Assim poderia começar um belo texto de amor, de paixão. Mas aqui não é o lugar para isso. Não agora, não em breve.
Anos atrás, esse trecho escrito por Fernando Pessoa me fez pensar muito e passei a reler cartas dos meus ex’s. Ele tem razão: cartas de amor são rídiculas. Relia e pensava “que cara mais idiota” ou “quanta promessa quebrada” ou até mesmo ria, relembrando certos momentos.
Nostalgia, boa ou ruim, é palavra de ordem nesse momento fatídico que resolvemos abrir aquela caixinha que sempre está entocada em algum canto do armário. Um Tonny Bennet de fundo, Malrboro light queimando no canto da boca e metade de um Talento vermelho completam a cena, quando mergulho nessas águas profundas.
Pensei em quanta idiotice eu já devo ter escrito também. E deve ser muita… pois certa vez mesclei 11 mil “eu te amo” escritos à mão, com desenhos, poemas, letras de música. E já tinha dezoito anos! Triste essa parte da paixão de adolescência – ou seria da vida inteira?
Mas eu me considerava uma pessoa de sorte por nunca ter relido nada que escrevi no ápice do meu amor. Até o fim de semana que passou. Ao abrir a mala da minha filha, com a força de uma manada de elefantes, reapareceu uma caixa cheia de fotos coladas, feita como parte do presente do Dia dos namorados de 2005, e dentro inúmeras lembranças, cartas e recordações.
Confesso que chorei, que me machucou ter aquilo tudo de volta nas minhas mãos. Pois horas foram gastas, sentimentos verbalizados, ou um lapso de saudades que não deixou o guardanapo do boteco escapar ileso. Não entendi, achei que era brincadeira. Mas era tudo palpável, pegável: carteira, brinquedinhos, pingente. Meu passado ressurgia e não tinha como fugir!

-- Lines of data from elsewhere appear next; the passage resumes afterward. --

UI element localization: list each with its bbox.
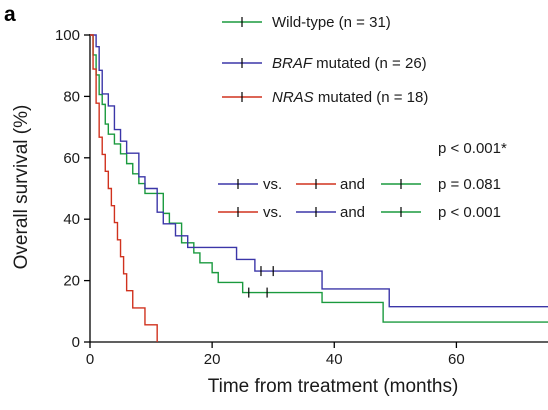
survival-curve-braf: [90, 34, 548, 308]
y-tick-label: 80: [63, 88, 80, 105]
y-tick-label: 60: [63, 150, 80, 167]
x-axis-title: Time from treatment (months): [208, 376, 459, 397]
and-label: and: [340, 176, 365, 193]
legend-label: Wild-type (n = 31): [272, 14, 391, 31]
x-tick-label: 0: [86, 351, 94, 368]
x-tick-label: 40: [326, 351, 343, 368]
p-value: p < 0.001: [438, 204, 501, 221]
legend-label-part: Wild-type (n = 31): [272, 14, 391, 31]
legend-label-part: mutated (n = 18): [314, 89, 429, 106]
axes: 0 20 40 60 80 100 0 20 40 60: [55, 27, 548, 368]
y-tick-label: 20: [63, 273, 80, 290]
y-tick-label: 100: [55, 27, 80, 44]
legend-label: NRAS mutated (n = 18): [272, 89, 428, 106]
legend: Wild-type (n = 31) BRAF mutated (n = 26) N…: [222, 14, 428, 106]
legend-label-part: mutated (n = 26): [312, 55, 427, 72]
y-tick-label: 0: [72, 334, 80, 351]
vs-label: vs.: [263, 204, 282, 221]
stats-annotation: p < 0.001* vs. and p = 0.081 vs. and p < 0.001: [218, 140, 507, 221]
legend-label: BRAF mutated (n = 26): [272, 55, 427, 72]
survival-curve-nras: [90, 34, 158, 342]
x-tick-label: 20: [204, 351, 221, 368]
survival-curve-wild-type: [90, 34, 548, 323]
y-tick-label: 40: [63, 211, 80, 228]
legend-label-part: BRAF: [272, 55, 313, 72]
panel-label: a: [4, 3, 16, 26]
y-axis-title: Overall survival (%): [11, 105, 32, 270]
survival-curves: [90, 34, 548, 342]
p-value-overall: p < 0.001*: [438, 140, 507, 157]
vs-label: vs.: [263, 176, 282, 193]
p-value: p = 0.081: [438, 176, 501, 193]
and-label: and: [340, 204, 365, 221]
x-tick-label: 60: [448, 351, 465, 368]
legend-label-part: NRAS: [272, 89, 314, 106]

Esperei que a criatura que eu e o antigo dono daquelas cartas geramos, dormisse e tomei a caixa em minhas mãos. Somente com uma toalha no corpo e uma garrafa d’água reli uma por uma das 147 cartas escritas ao longo dos 3 anos, 2 meses e 9 dias que passamos juntos.
Embora há muito ele jurasse não me amar, guardou cada pedacinho de papel que escrevi, cada brinquedo que comprei. Não sabia mais se chorava por ter lido que um dia existiu sentimento, por ele ter juntado tudo ou por ter me devolvido.
Mas Pessoa me deu outro tapa na cara: eu era uma rídicula. Nunca li tanta falta de amor-próprio, tanta baixa auto-estima, tanta dependência camuflada em palavras que berravam liberdade e desapego. Eu era uma doente terminal e não sabia. Já não era amor, era doença. Mais forte que heroína, mais viciante que o crack, mais difícil de vencer que minha bulimia.
Eu não só – achava que – amava desesperadamente, como tinha certeza da felicidade efêmera e da eternidade desse câncer. Quando terminei a última carta, e pela data era uma das primeiras, eu me senti esgotada física e emocionalmente. Como se tivesse feito sexo a noite toda e depois brigado com a minha mãe.
Eu precisava me livrar de todas as cartas, pois há meses luto para resgatar o que eu era antes de conhecê-lo, a melhor parte disso, na verdade. Eu não podia encarar aquela sombra de mulher por mais um segundo sequer.
Pensei em devolver, em ligar para ele e perguntar o por que dessa ousadia, em pôr fogo. Porém, como alguém normal, joguei uma por uma no lixo, dando adeus àquela verborréia que não mais fazia parte de mim. Enquanto o fazia, me sentia cada vez mais livre, cada vez mais forte…
Quando, por fim, despejei todo o conteúdo na lixeira do prédio, me senti livre, forte, amada por mim, renovada. Não havia mais vestígios de tudo que vivemos, de tudo que eu ludibriei. Tinha me libertado dele, de nós de UMA VEZ POR TODAS!
Quem sabe um dia eu escreva para ele e conte sobre a quarta vez que ele me proporcionou FELICIDADE. E será a mais rídicula das cartas de amor, será a MINHA.